Was a company truck an important condition of employment?

[25] Sometimes the provision of company vehicle is a discretionary benefit, for example a sedan for salespersons. Other times a company vehicle is a necessary item of equipment needed to perform the company’s work, for example a van for delivery drivers. The employer rented oilfield equipment and the Appellant was hired to service this equipment.

[26] By their nature, oilfields are located in remote locations which are mostly accessed by secondary or unimproved “gravel” roads. Using one’s own private vehicle to service oilfield equipment would subject one’s personal vehicle to excessive wear and tear and road hazards such as flying gravel. Private vehicles may also have difficulty reaching remote sites in the snow and “mud” seasons.

[27] So I accept that the provision of a company truck to an employee who is expected to service oilfield equipment would be an important condition of employment, and one which would be recognized as such by good employers in the “oil patch”.

Not suitable employment

[28] The Federal Court of Appeal says that suitable employment is defined in part by a claimant’s personal circumstances.
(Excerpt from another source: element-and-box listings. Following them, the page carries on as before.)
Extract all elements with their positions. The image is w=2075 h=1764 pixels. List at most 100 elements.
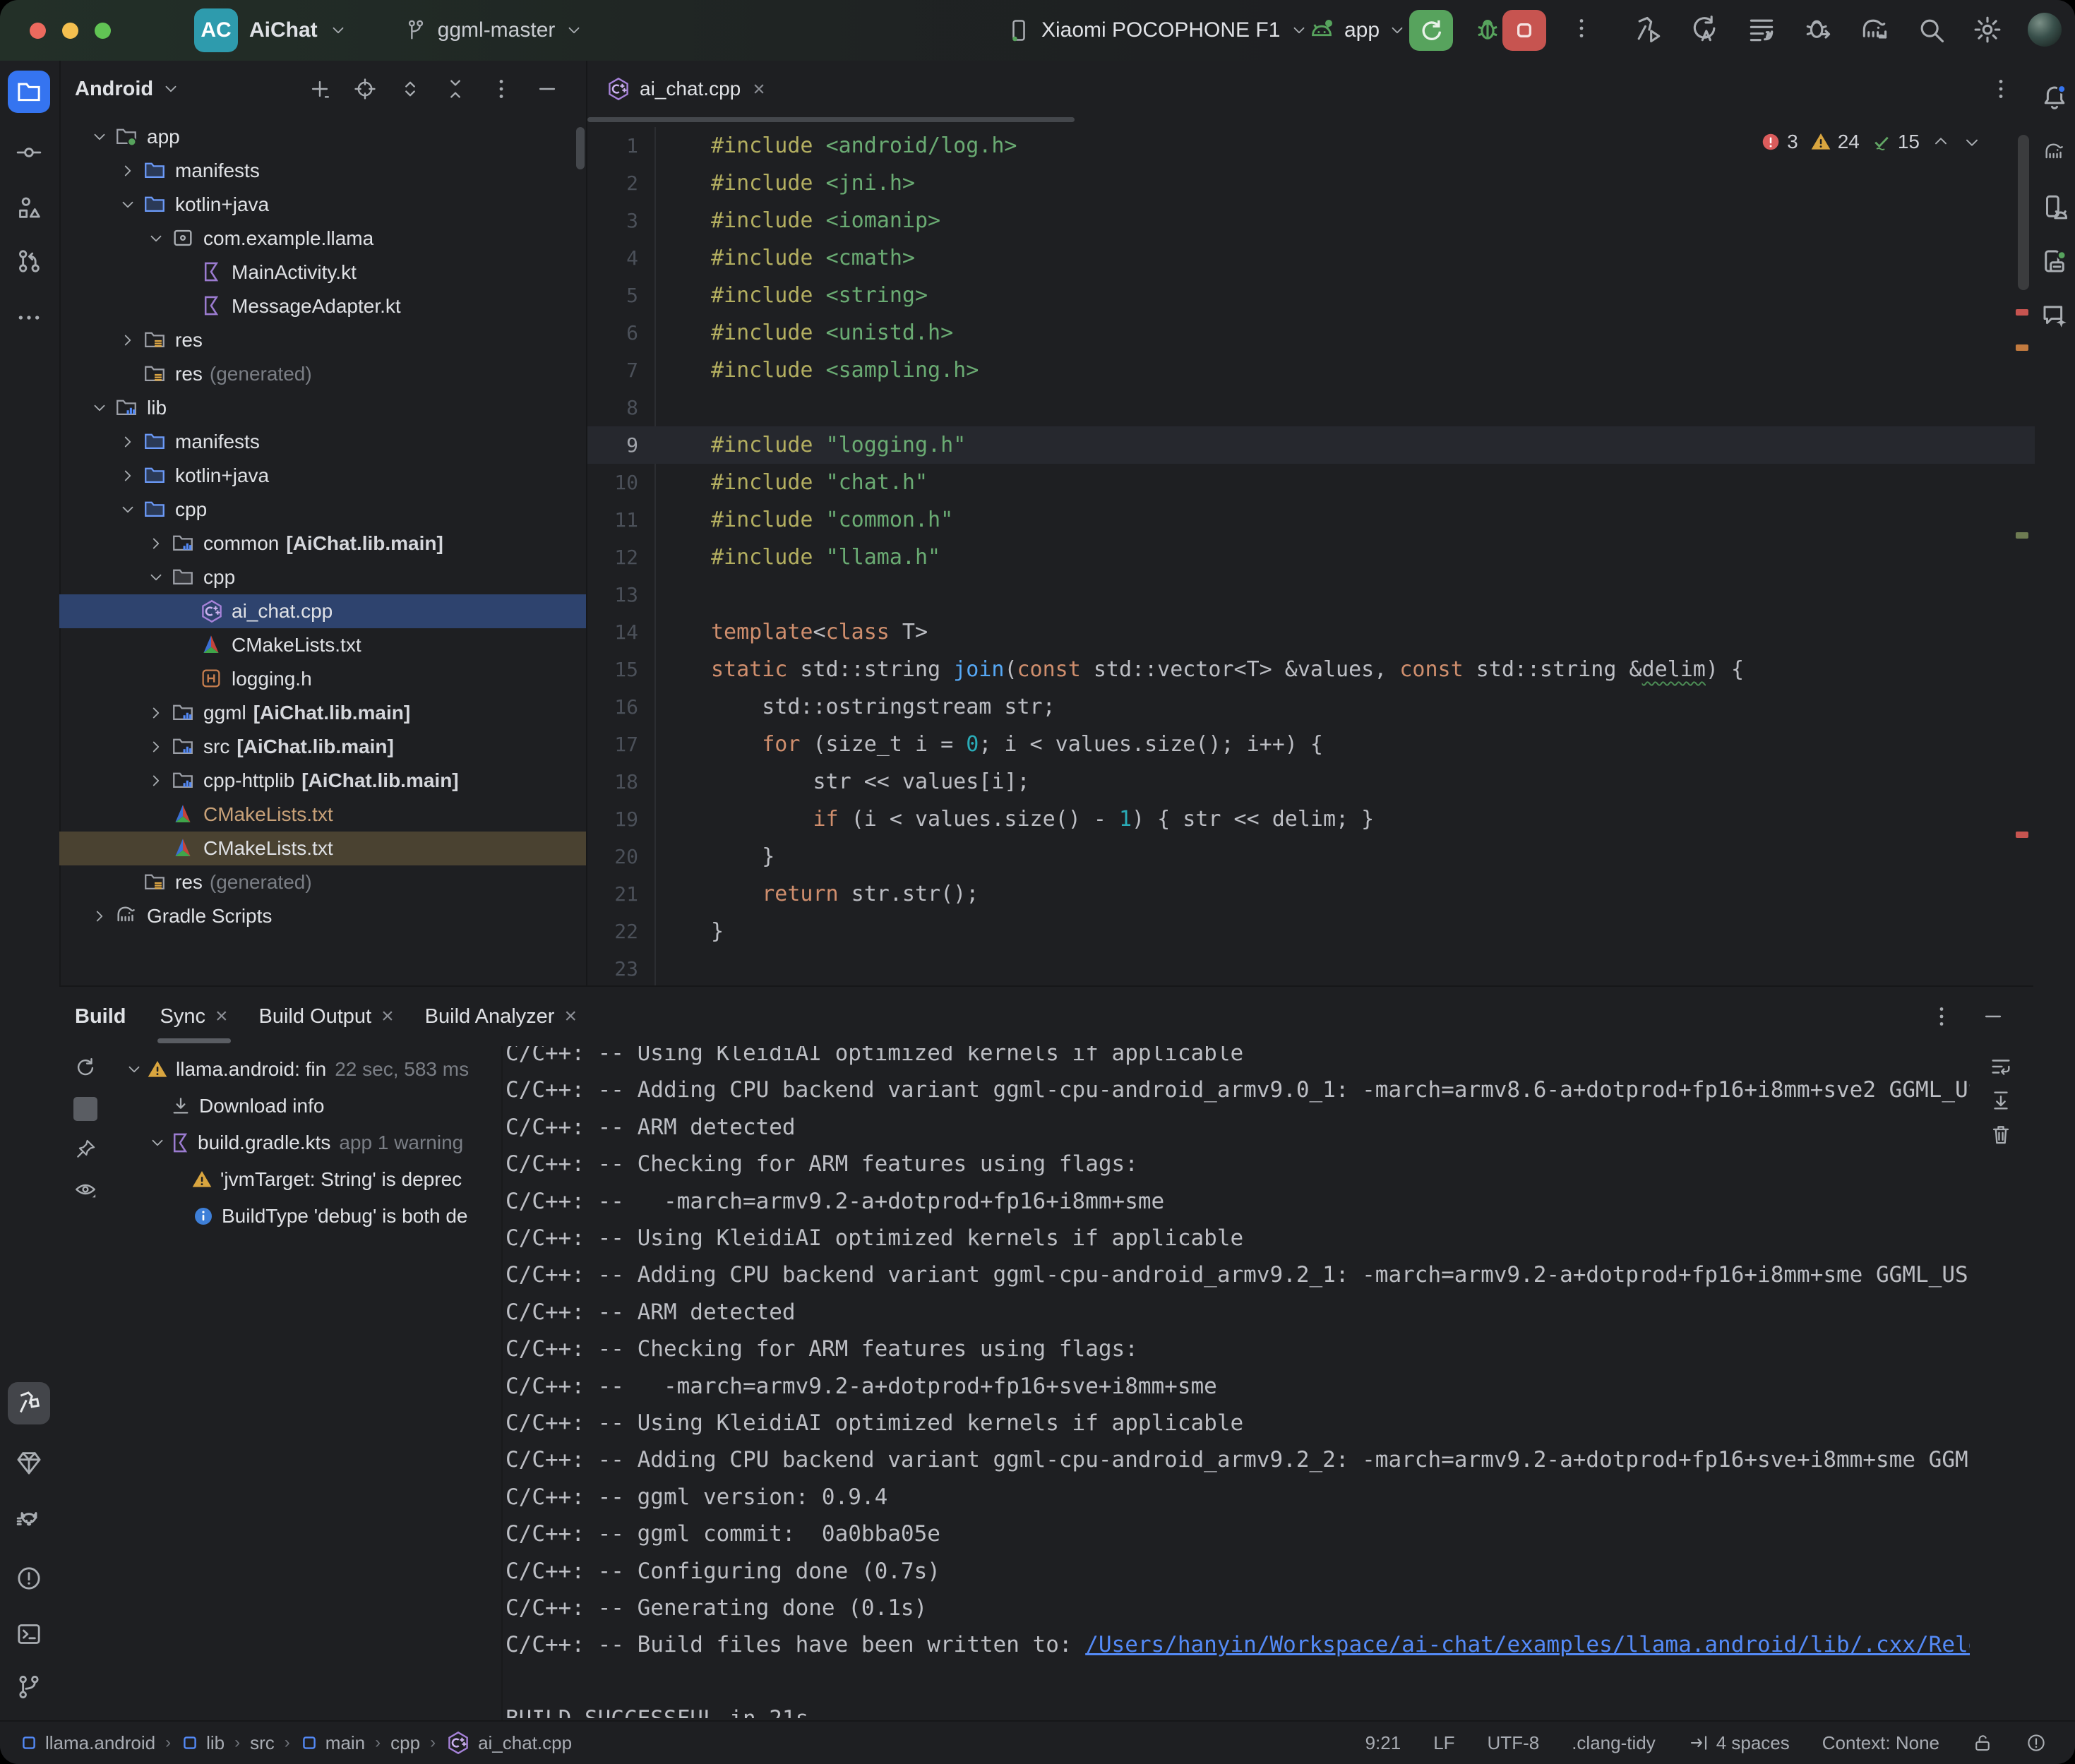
tree-item-kotlin-java[interactable]: kotlin+java	[59, 459, 586, 493]
soft-wrap-icon[interactable]	[1989, 1055, 2013, 1079]
tree-item-manifests[interactable]: manifests	[59, 154, 586, 188]
prev-problem-icon[interactable]	[1931, 132, 1951, 152]
attach-debugger-button[interactable]	[1802, 13, 1834, 46]
status-widget-unlock[interactable]	[1972, 1732, 1993, 1753]
toolbar-item-gradle[interactable]	[2033, 131, 2075, 174]
close-icon[interactable]	[749, 79, 769, 99]
toolbar-item-logcat[interactable]	[8, 1501, 50, 1543]
clear-all-icon[interactable]	[1989, 1122, 2013, 1146]
status-widget-lf[interactable]: LF	[1433, 1732, 1454, 1754]
tree-item-res[interactable]: res(generated)	[59, 357, 586, 391]
close-icon[interactable]: ×	[564, 1004, 577, 1028]
next-problem-icon[interactable]	[1962, 132, 1982, 152]
breadcrumb-item[interactable]: src	[250, 1732, 275, 1754]
add-icon[interactable]	[308, 77, 332, 101]
zoom-window-button[interactable]	[95, 23, 111, 39]
sync-tree-item[interactable]: build.gradle.ktsapp 1 warning	[59, 1125, 501, 1160]
tree-item-app[interactable]: app	[59, 120, 586, 154]
run-config-selector[interactable]: app	[1344, 18, 1380, 42]
tree-item-lib[interactable]: lib	[59, 391, 586, 425]
build-console[interactable]: C/C++: -- Using KleidiAI optimized kerne…	[503, 1046, 1970, 1718]
sync-tree-item[interactable]: BuildType 'debug' is both de	[59, 1199, 501, 1234]
hide-panel-icon[interactable]	[535, 77, 559, 101]
debug-button[interactable]	[1473, 14, 1502, 44]
avatar[interactable]	[2028, 13, 2062, 47]
toolbar-item-project[interactable]	[8, 71, 50, 113]
sync-tree-item[interactable]: llama.android: fin22 sec, 583 ms	[59, 1052, 501, 1087]
build-tab-build-output[interactable]: Build Output×	[244, 987, 409, 1046]
tree-item-manifests[interactable]: manifests	[59, 425, 586, 459]
kebab-icon[interactable]	[489, 76, 514, 102]
hide-build-panel-button[interactable]	[1981, 1004, 2005, 1028]
profiler-button[interactable]	[1745, 13, 1778, 46]
toolbar-item-structure[interactable]	[8, 186, 50, 229]
toolbar-item-pull-requests[interactable]	[8, 240, 50, 282]
toolbar-item-app-quality-insights[interactable]	[8, 1441, 50, 1484]
tree-item-src[interactable]: src[AiChat.lib.main]	[59, 730, 586, 764]
project-tree-scrollbar[interactable]	[576, 127, 585, 169]
breadcrumb-item[interactable]: cpp	[390, 1732, 420, 1754]
close-icon[interactable]: ×	[381, 1004, 394, 1028]
sync-tree-item[interactable]: Download info	[59, 1088, 501, 1124]
tree-item-cpp[interactable]: cpp	[59, 560, 586, 594]
console-link[interactable]: /Users/hanyin/Workspace/ai-chat/examples…	[1085, 1632, 1970, 1657]
toolbar-item-more-tool-windows[interactable]	[8, 296, 50, 339]
tree-item-kotlin-java[interactable]: kotlin+java	[59, 188, 586, 222]
tree-item-com-example-llama[interactable]: com.example.llama	[59, 222, 586, 256]
tree-item-cpp[interactable]: cpp	[59, 493, 586, 527]
scroll-to-end-icon[interactable]	[1989, 1088, 2013, 1112]
editor-hscrollbar[interactable]	[587, 117, 1075, 122]
tree-item-common[interactable]: common[AiChat.lib.main]	[59, 527, 586, 560]
status-widget-utf-8[interactable]: UTF-8	[1488, 1732, 1540, 1754]
stop-button[interactable]	[1502, 10, 1546, 51]
error-stripe-mark[interactable]	[2016, 344, 2028, 351]
status-widget-4-spaces[interactable]: 4 spaces	[1688, 1732, 1790, 1754]
tree-item-cmakelists-txt[interactable]: CMakeLists.txt	[59, 832, 586, 865]
toolbar-item-device-manager[interactable]	[2033, 186, 2075, 229]
build-tab-sync[interactable]: Sync×	[145, 987, 244, 1046]
tab-ai-chat-cpp[interactable]: ai_chat.cpp	[587, 61, 2035, 117]
toolbar-item-notifications[interactable]	[2033, 76, 2075, 119]
gradle-sync-button[interactable]	[1858, 13, 1891, 46]
tree-item-ggml[interactable]: ggml[AiChat.lib.main]	[59, 696, 586, 730]
tree-item-res[interactable]: res	[59, 323, 586, 357]
tree-item-cpp-httplib[interactable]: cpp-httplib[AiChat.lib.main]	[59, 764, 586, 798]
tree-item-mainactivity-kt[interactable]: MainActivity.kt	[59, 256, 586, 289]
status-widget-alert-circle[interactable]	[2026, 1732, 2047, 1753]
breadcrumb-item[interactable]: llama.android	[20, 1732, 155, 1754]
toolbar-item-running-devices[interactable]	[2033, 240, 2075, 282]
close-window-button[interactable]	[30, 23, 46, 39]
settings-button[interactable]	[1971, 13, 2004, 46]
toolbar-item-version-control[interactable]	[8, 1666, 50, 1708]
breadcrumb-item[interactable]: ai_chat.cpp	[446, 1730, 572, 1756]
status-widget-context-none[interactable]: Context: None	[1822, 1732, 1939, 1754]
tree-item-cmakelists-txt[interactable]: CMakeLists.txt	[59, 628, 586, 662]
tree-item-cmakelists-txt[interactable]: CMakeLists.txt	[59, 798, 586, 832]
toolbar-item-gemini[interactable]	[2033, 295, 2075, 337]
branch-selector[interactable]: ggml-master	[438, 18, 556, 42]
error-stripe-mark[interactable]	[2016, 832, 2028, 838]
collapse-all-icon[interactable]	[443, 77, 467, 101]
inspections-widget[interactable]: 3 24 15	[1760, 124, 1982, 160]
locate-file-icon[interactable]	[353, 77, 377, 101]
build-project-button[interactable]	[1632, 13, 1665, 46]
breadcrumb-item[interactable]: main	[300, 1732, 365, 1754]
status-widget--clang-tidy[interactable]: .clang-tidy	[1572, 1732, 1656, 1754]
project-selector[interactable]: AiChat	[249, 18, 318, 42]
sync-tree-item[interactable]: 'jvmTarget: String' is deprec	[59, 1162, 501, 1197]
build-tab-build-analyzer[interactable]: Build Analyzer×	[409, 987, 592, 1046]
toolbar-item-build[interactable]	[8, 1382, 50, 1424]
build-tool-label[interactable]: Build	[75, 1005, 126, 1028]
error-stripe-mark[interactable]	[2016, 309, 2028, 316]
minimize-window-button[interactable]	[62, 23, 78, 39]
rerun-button[interactable]	[1409, 10, 1453, 51]
code-area[interactable]: 1#include <android/log.h>2#include <jni.…	[587, 127, 2035, 985]
tree-item-ai-chat-cpp[interactable]: ai_chat.cpp	[59, 594, 586, 628]
apply-changes-button[interactable]	[1689, 13, 1721, 46]
tree-item-messageadapter-kt[interactable]: MessageAdapter.kt	[59, 289, 586, 323]
error-stripe-mark[interactable]	[2016, 532, 2028, 539]
project-icon[interactable]: AC	[194, 8, 238, 52]
editor-options-button[interactable]	[1988, 76, 2014, 102]
tree-item-gradle-scripts[interactable]: Gradle Scripts	[59, 899, 586, 933]
breadcrumb-item[interactable]: lib	[181, 1732, 225, 1754]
In the Appellant’s case, his personal circumstances were that he didn’t want to risk his own vehicle transporting him to and from oilfields, and working out of his private vehicle when he was onsite.

[29] I have accepted above that the provision of a company truck to an employee expected to service equipment found on oilfields would be an important condition of employment.

[30] The Commission argues that ”the Appellant has provided no evidence that the employer had promised (agreed to) the use of a company truck.”Footnote 8  But Section 6.(4)(b) of the Act says, “… or in the absence of any such agreement, … those [conditions] recognized by good employers.” So I accept that even if the Appellant hasn’t provided any evidence that the employer agreed to provide him a company vehicle, the provision of such a vehicle to an employee expected to travel to and from various oilfields in the course of performing his job, would more likely than not be a “condition recognized by good employers”.

[31] I accept that the Appellant expected to be provided with a company truck as a condition of employment, and that when the employer refused to do this, once the Appellant had started work, that this amounted to “conditions less favourable ….”

[32] Therefore, given the Appellant’s personal circumstances, and a change in employment conditions when the employer refused to provide a company truck contrary to the Appellant’s expectations, I find it more likely than not that the Appellant’s job at X was not suitable employment.

Is the Appellant required to prove he had just cause to have quit his job?  

[33] I have found above that the Appellant’s job at X was not suitable employment for the reasons discussed above. This means that the Appellant was not obligated to accept this employment.

[34] It is to the Appellant’s credit that he attempted to make the job work for a week, but he only succeeded in proving that the job was not suitable for him.

[35] Because the Appellant was not obligated to accept the employment, he cannot be said to have quit the job. Therefore the Appellant’s situation is not a case of voluntarily leaving a suitable job.

[36] Therefore, the is no requirement for the Appellant to prove that he had just cause to have quit his job at X.

In addition

[37] The Commission’s attention is drawn to the fact the Appellant subsequently found work at Digi Canada starting September 23, 2019. The outcome of this appeal may affect the Appellant’s qualification for a subsequent claim for regular benefits following his departure from Digi on December 27, 2019.

Conclusion

[38] I find that the Appellant is not disqualified from receiving benefits.

[39] This means that the appeal is allowed.